An Orange City Council member confesses she has learned a lesson about mixing patriotism with local politics.
“I was just trying to do something nice and bring the community together,” Council Member Kellianne Marks told The Beacon. “I did this to honor veterans. I didn’t want to hurt anybody.”
Marks, along with her supporters, placed some 2,000 small U.S. flags around the town, many of them in neighborhoods, during the Memorial Day period. The flags, however, also had a card with the message “Marks for Mayor,” in advance of the 2024 municipal election. The black cards carry the required disclosure: “Political advertising paid for and approved by Kelli Marks candidate for Orange City mayor.”
The flags, she said, cost her $3,500, and a portion of the proceeds goes to Soldiers’ Angels, a charity devoted to aiding disabled veterans and their families.
A few days later, Marks added, there was trouble brewing, as other city officials warned her to pick up the flags.
“First they called me and told me I had to take them down,” Marks said, noting the deadline was 3 p.m. Friday, June 2.
The city relented somewhat. Police Chief Wayne Miller said the issue was where the flags had been placed.

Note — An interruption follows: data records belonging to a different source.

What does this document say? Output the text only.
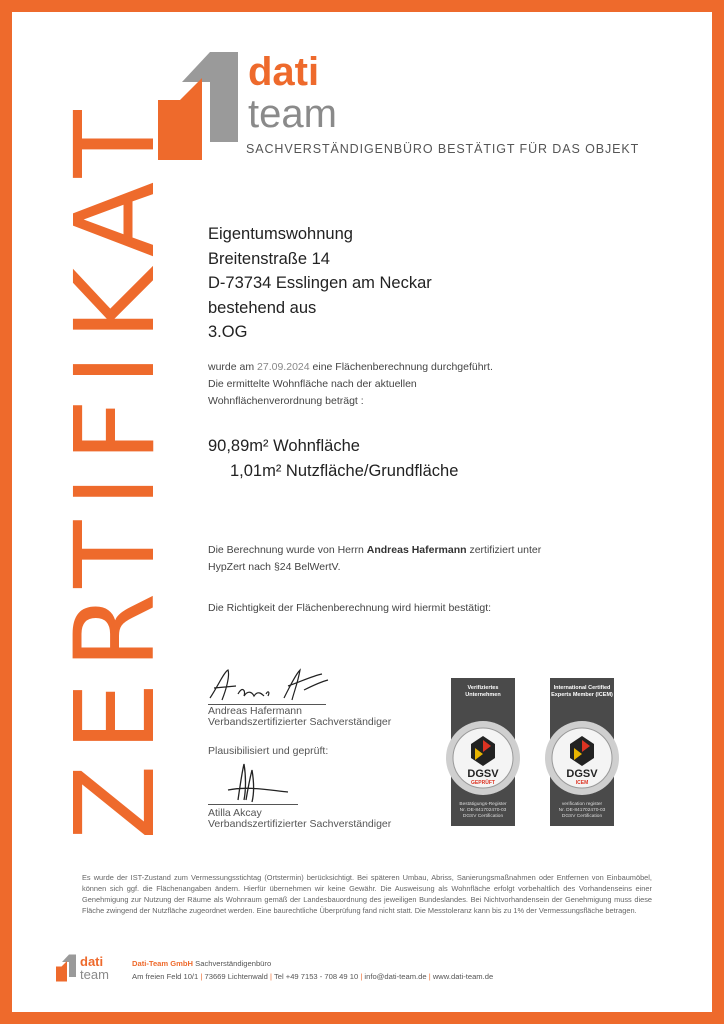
dati
team
SACHVERSTÄNDIGENBÜRO BESTÄTIGT FÜR DAS OBJEKT
ZERTIFIKAT Eigentumswohnung
Breitenstraße 14
D-73734 Esslingen am Neckar
bestehend aus
3.OG
wurde am 27.09.2024 eine Flächenberechnung durchgeführt.
Die ermittelte Wohnfläche nach der aktuellen
Wohnflächenverordnung beträgt :
90,89m² Wohnfläche
1,01m² Nutzfläche/Grundfläche
Die Berechnung wurde von Herrn Andreas Hafermann zertifiziert unter
HypZert nach §24 BelWertV.
Die Richtigkeit der Flächenberechnung wird hiermit bestätigt:
Andreas Hafermann
Verbandszertifizierter Sachverständiger
Plausibilisiert und geprüft:
Atilla Akcay
Verbandszertifizierter Sachverständiger
Verifiziertes Unternehmen
DGSV
GEPRÜFT
Bestätigungs-Register
Nr. DE-841702470-03
DGSV Certification
International Certified Experts Member (ICEM)
DGSV
ICEM
verification register
Nr. DE-841702470-03
DGSV Certification
Es wurde der IST-Zustand zum Vermessungsstichtag (Ortstermin) berücksichtigt. Bei späteren Umbau, Abriss, Sanierungsmaßnahmen oder Entfernen von Einbaumöbel, können sich ggf. die Flächenangaben ändern. Hierfür übernehmen wir keine Gewähr. Die Ausweisung als Wohnfläche erfolgt vorbehaltlich des Vorhandenseins einer Genehmigung zur Nutzung der Räume als Wohnraum gemäß der Landesbauordnung des jeweiligen Bundeslandes. Bei Nichtvorhandensein der Genehmigung muss diese Fläche zwingend der Nutzfläche zugeordnet werden. Eine baurechtliche Überprüfung fand nicht statt. Die Messtoleranz kann bis zu 1% der Vermessungsfläche betragen.
dati
team
Dati-Team GmbH Sachverständigenbüro
Am freien Feld 10/1 | 73669 Lichtenwald | Tel +49 7153 - 708 49 10 | info@dati-team.de | www.dati-team.de
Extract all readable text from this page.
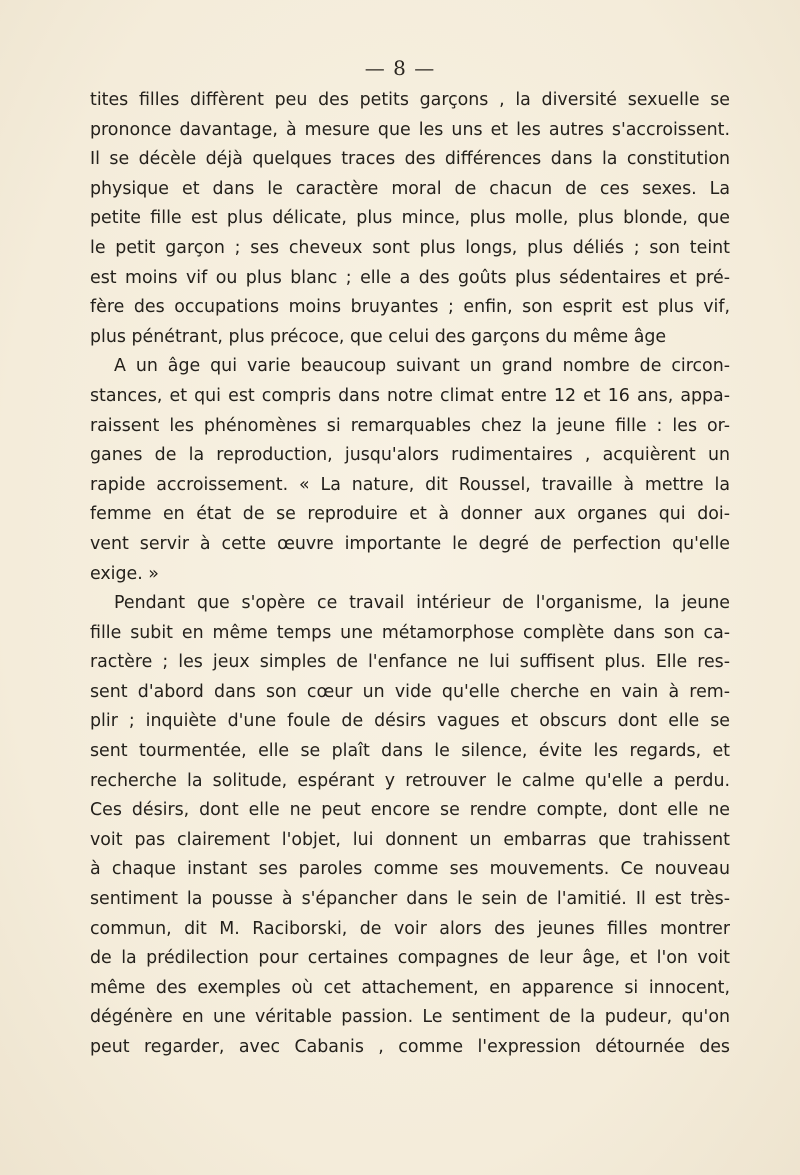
— 8 —
tites filles diffèrent peu des petits garçons , la diversité sexuelle se
prononce davantage, à mesure que les uns et les autres s'accroissent.
Il se décèle déjà quelques traces des différences dans la constitution
physique et dans le caractère moral de chacun de ces sexes. La
petite fille est plus délicate, plus mince, plus molle, plus blonde, que
le petit garçon ; ses cheveux sont plus longs, plus déliés ; son teint
est moins vif ou plus blanc ; elle a des goûts plus sédentaires et pré-
fère des occupations moins bruyantes ; enfin, son esprit est plus vif,
plus pénétrant, plus précoce, que celui des garçons du même âge
A un âge qui varie beaucoup suivant un grand nombre de circon-
stances, et qui est compris dans notre climat entre 12 et 16 ans, appa-
raissent les phénomènes si remarquables chez la jeune fille : les or-
ganes de la reproduction, jusqu'alors rudimentaires , acquièrent un
rapide accroissement. « La nature, dit Roussel, travaille à mettre la
femme en état de se reproduire et à donner aux organes qui doi-
vent servir à cette œuvre importante le degré de perfection qu'elle
exige. »
Pendant que s'opère ce travail intérieur de l'organisme, la jeune
fille subit en même temps une métamorphose complète dans son ca-
ractère ; les jeux simples de l'enfance ne lui suffisent plus. Elle res-
sent d'abord dans son cœur un vide qu'elle cherche en vain à rem-
plir ; inquiète d'une foule de désirs vagues et obscurs dont elle se
sent tourmentée, elle se plaît dans le silence, évite les regards, et
recherche la solitude, espérant y retrouver le calme qu'elle a perdu.
Ces désirs, dont elle ne peut encore se rendre compte, dont elle ne
voit pas clairement l'objet, lui donnent un embarras que trahissent
à chaque instant ses paroles comme ses mouvements. Ce nouveau
sentiment la pousse à s'épancher dans le sein de l'amitié. Il est très-
commun, dit M. Raciborski, de voir alors des jeunes filles montrer
de la prédilection pour certaines compagnes de leur âge, et l'on voit
même des exemples où cet attachement, en apparence si innocent,
dégénère en une véritable passion. Le sentiment de la pudeur, qu'on
peut regarder, avec Cabanis , comme l'expression détournée des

“They were placed in the right of way,” he said.
The right of way means the area just beside a road or street, often bounded by a sidewalk. The right of way is public property, even though it may be part of a private lot or parcel.
Miller said his department, which handles code enforcing for Orange City, has not received any formal complaints about the flags.
As she and others were retrieving the flags, Marks said most of the people she encountered wanted the flags to stay.
“We just told them to move the flags up further onto their property,” she added.
As for the political signs, Marks said she sought to comply with the law.
“I tried to read the ordinance. It says no political signs in the right of way,” she noted. “It wasn’t a sign — it was a postcard.”
There may be questions about the timing of the political advertising. City Clerk Kaley Burleson said Orange City’s sign ordinance restricts the time for displaying electoral signs.
“Signs are allowed for a total period of three months during any calendar year,” Burleson said.
Asked if she understands the perception of using Memorial Day for political purposes, Marks admitted in hindsight, “Absolutely. I made a mistake. I should not have picked that holiday to announce my candidacy.”
Marks is seeking to succeed Mayor Gary Blair, who has indicated he will not seek another term as mayor. Another City Council member, Vice Mayor Bill O’Connor, is also running for mayor next year.